Fixed-point analysis of Ogita-Aishima's symmetric eigendecomposition refinement algorithm for multiple eigenvalues

TL;DR

This paper analyzes the stability and convergence of a symmetric eigendecomposition refinement algorithm, especially in cases with multiple eigenvalues, using fixed-point theory to explain its effectiveness.

Contribution

It provides a fixed-point analysis of Ogita-Aishima's algorithm, clarifying why the modified method converges despite removing some conditions.

Findings

The fixed-point analysis explains the algorithm's convergence.

The modified algorithm remains stable with multiple eigenvalues.

The approach enhances understanding of eigendecomposition refinement methods.

Abstract

Recently, Ogita and Aishima proposed an efficient eigendecomposition refinement algorithm for the symmetric eigenproblem.
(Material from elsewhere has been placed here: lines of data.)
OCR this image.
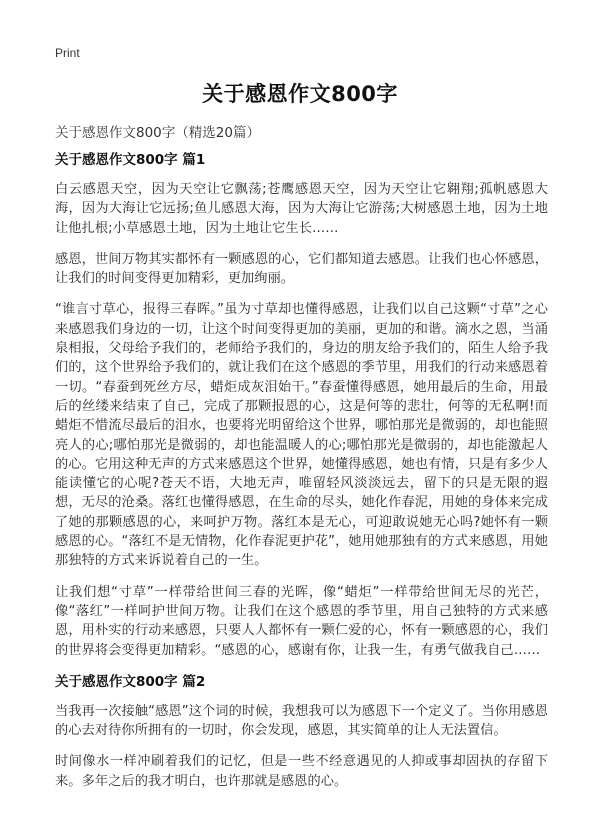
Print
关于感恩作文800字
关于感恩作文800字（精选20篇）
关于感恩作文800字 篇1

白云感恩天空，因为天空让它飘荡;苍鹰感恩天空，因为天空让它翱翔;孤帆感恩大海，因为大海让它远扬;鱼儿感恩大海，因为大海让它游荡;大树感恩土地，因为土地让他扎根;小草感恩土地，因为土地让它生长……

感恩，世间万物其实都怀有一颗感恩的心，它们都知道去感恩。让我们也心怀感恩，让我们的时间变得更加精彩，更加绚丽。

“谁言寸草心，报得三春晖。”虽为寸草却也懂得感恩，让我们以自己这颗“寸草”之心来感恩我们身边的一切，让这个时间变得更加的美丽，更加的和谐。滴水之恩，当涌泉相报，父母给予我们的，老师给予我们的，身边的朋友给予我们的，陌生人给予我们的，这个世界给予我们的，就让我们在这个感恩的季节里，用我们的行动来感恩着一切。“春蚕到死丝方尽，蜡炬成灰泪始干。”春蚕懂得感恩，她用最后的生命，用最后的丝缕来结束了自己，完成了那颗报恩的心，这是何等的悲壮，何等的无私啊!而蜡炬不惜流尽最后的泪水，也要将光明留给这个世界，哪怕那光是微弱的，却也能照亮人的心;哪怕那光是微弱的，却也能温暖人的心;哪怕那光是微弱的，却也能激起人的心。它用这种无声的方式来感恩这个世界，她懂得感恩，她也有情，只是有多少人能读懂它的心呢?苍天不语，大地无声，唯留轻风淡淡远去，留下的只是无限的遐想，无尽的沧桑。落红也懂得感恩，在生命的尽头，她化作春泥，用她的身体来完成了她的那颗感恩的心，来呵护万物。落红本是无心，可迎敢说她无心吗?她怀有一颗感恩的心。“落红不是无情物，化作春泥更护花”，她用她那独有的方式来感恩，用她那独特的方式来诉说着自己的一生。

让我们想“寸草”一样带给世间三春的光晖，像“蜡炬”一样带给世间无尽的光芒，像“落红”一样呵护世间万物。让我们在这个感恩的季节里，用自己独特的方式来感恩，用朴实的行动来感恩，只要人人都怀有一颗仁爱的心，怀有一颗感恩的心，我们的世界将会变得更加精彩。“感恩的心，感谢有你，让我一生，有勇气做我自己……

关于感恩作文800字 篇2

当我再一次接触“感恩”这个词的时候，我想我可以为感恩下一个定义了。当你用感恩的心去对待你所拥有的一切时，你会发现，感恩，其实简单的让人无法置信。

时间像水一样冲刷着我们的记忆，但是一些不经意遇见的人抑或事却固执的存留下来。多年之后的我才明白，也许那就是感恩的心。
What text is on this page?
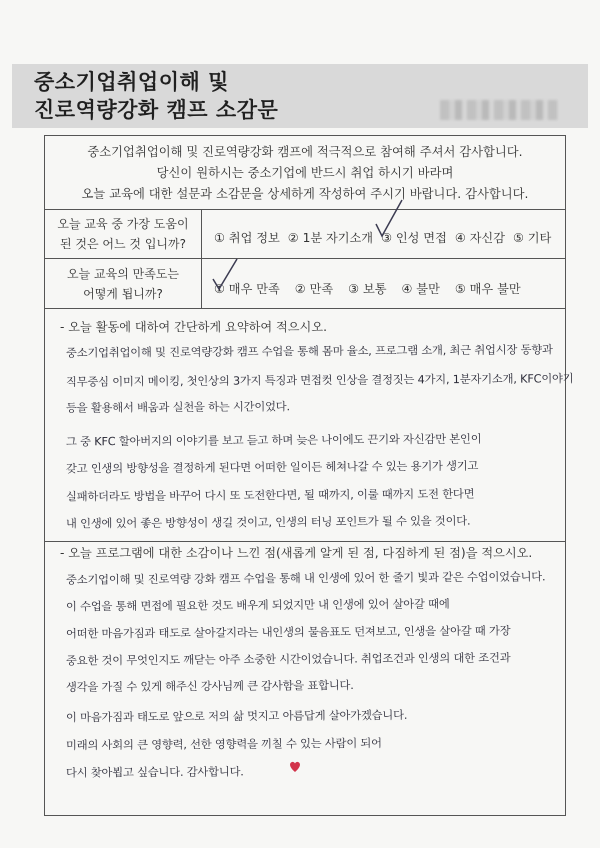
중소기업취업이해 및
진로역량강화 캠프 소감문
중소기업취업이해 및 진로역량강화 캠프에 적극적으로 참여해 주셔서 감사합니다.
당신이 원하시는 중소기업에 반드시 취업 하시기 바라며
오늘 교육에 대한 설문과 소감문을 상세하게 작성하여 주시기 바랍니다. 감사합니다.
오늘 교육 중 가장 도움이
된 것은 어느 것 입니까?	① 취업 정보 ② 1분 자기소개 ③ 인성 면접 ④ 자신감 ⑤ 기타
오늘 교육의 만족도는
어떻게 됩니까?	① 매우 만족 ② 만족 ③ 보통 ④ 불만 ⑤ 매우 불만
- 오늘 활동에 대하여 간단하게 요약하여 적으시오.
중소기업취업이해 및 진로역량강화 캠프 수업을 통해 몸마 율소, 프로그램 소개, 최근 취업시장 동향과
직무중심 이미지 메이킹, 첫인상의 3가지 특징과 면접컷 인상을 결정짓는 4가지, 1분자기소개, KFC이야기
등을 활용해서 배움과 실천을 하는 시간이었다.
그 중 KFC 할아버지의 이야기를 보고 듣고 하며 늦은 나이에도 끈기와 자신감만 본인이
갖고 인생의 방향성을 결정하게 된다면 어떠한 일이든 헤쳐나갈 수 있는 용기가 생기고
실패하더라도 방법을 바꾸어 다시 또 도전한다면, 될 때까지, 이룰 때까지 도전 한다면
내 인생에 있어 좋은 방향성이 생길 것이고, 인생의 터닝 포인트가 될 수 있을 것이다.
- 오늘 프로그램에 대한 소감이나 느낀 점(새롭게 알게 된 점, 다짐하게 된 점)을 적으시오.
중소기업이해 및 진로역량 강화 캠프 수업을 통해 내 인생에 있어 한 줄기 빛과 같은 수업이었습니다.
이 수업을 통해 면접에 필요한 것도 배우게 되었지만 내 인생에 있어 살아갈 때에
어떠한 마음가짐과 태도로 살아갈지라는 내인생의 물음표도 던져보고, 인생을 살아갈 때 가장
중요한 것이 무엇인지도 깨닫는 아주 소중한 시간이었습니다. 취업조건과 인생의 대한 조건과
생각을 가질 수 있게 해주신 강사님께 큰 감사함을 표합니다.
이 마음가짐과 태도로 앞으로 저의 삶 멋지고 아름답게 살아가겠습니다.
미래의 사회의 큰 영향력, 선한 영향력을 끼칠 수 있는 사람이 되어
다시 찾아뵙고 싶습니다. 감사합니다.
Their basic algorithm involves division by the difference of two approximate eigenvalues, and can become unstable when there are multiple eigenvalues. To resolve this problem, they proposed to replace those equations that casue instability with different equations and gave a convergence proof of the resulting algorithm. However, it is not straightforward to understand intuitively why the modified algorithm works, because it removes some of the necessary and sufficient conditions for obtaining the eigendecomposition. We give an answer to this question using Banach's fixed-point theorem.